As shown in Fig. 1D, only anti-sense strands of PCR products (shown as the filled rectangles with white dots) labeled with biotin (shown as the asterisks) were used for hybridization against sense-strand probes (shown as the dotted rectangles) tiled on the chip. In addition, for each tag, four priming sequences were shielded by blocking oligonucleotides (shown as rectangles in gray; refer to the previous report [4] for the sequence information), which prevented melted strands from re-associating.

Design of the custom-made Affymetrix GeneChip

For the microarray experiments, two versions of Affymetrix GeneChips with 11 µm features were custom-made by Affymetrix, “Affy-KRIBB SP1 (Part No. 520429)” and “Affy-KRIBB SP2 (Part No. 520506),” by following the guidelines of the GeneChip CustomExpress Array Program.

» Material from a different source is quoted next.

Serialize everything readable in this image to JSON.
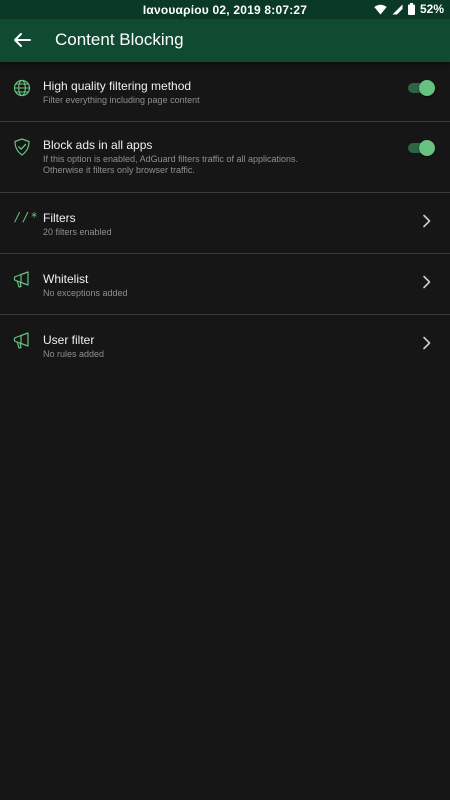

Ideally, the first version (array format 100-3660) could represent 4,800 different probes by 11 probe pairs (perfect match and mismatch) with a maximum capacity of 100,000 (100K ≅ 4,800 × ×22). As the required features for the ~10,000 tag probe pairs in question (5,000 up-tags + 5,000 down-tags) exceeded 220K (10,000 × 22), the first version of the array was modified to represent 47,721 probe pairs in three separate sectors, consisting of 43,721 probe pairs (~10,000 tags in triplicate or quadruplicate, positive controls included) and a single set of 4,000 unique negative controls, resulting in 91K features (43,721 × 2 + 4,000) as shown in the left diagram in Fig. 2A. The second version (array format 400) was made to represent 48,201 features (48K), consisting of 41,169 probes for 10,292 tags in quadruplicate (~5,000 up-tags + ~5,000 down-tags) without mismatch pairs, 1,508 negative controls in quadruplicate, and a single set of 1,000 unique negative controls (~10,000 × 4 + 1,508 × 4 + 1,000) at randomly dispersed positions without separate sectors, as shown in the right diagram in Fig. 2A.

Fig. 2.

Design scheme of custom-made GeneChip and probes. For the microarray experiments, two versions of an Affymetrix GeneChip were made by a custom order. (A) Schematic overview of KRIBB-SP1 (100K) and KRIBB-SP2 (48K). The KRIBB-SP1 array was made to represent 43,721 probe pairs (perfect match and mismatch) in three separate sectors along with another control probes, corresponding to ~10,000 tags in triplicate or quadruplicate. The KRIBB-SP2 array was made to represent 41,169 probes without mismatch pairs at randomly dispersed positions along with other control probes, corresponding to ~10,000 tags in quadruplicate. For the reader’s convenience, array chips are represented in blue due to fluorescence, and the areas of negative control probes are represented by solid black squares within chips due to the absence of hybridization. (B) Strategy of probe design. Sequence information for each probe was represented in the sense strands by seven-digit numbers. The first digit represents whether its sequence was confirmed by Sanger sequencing, and the second digit specifies the type of deletion mutant. The third digit specifies the type of probe, including up-tag, down-tag, positive, or negative control. The remaining four digits represent working codes of deletion mutants, which replace complicated systematic ID numbers of each strain with simple numbers for the convenience of experiments.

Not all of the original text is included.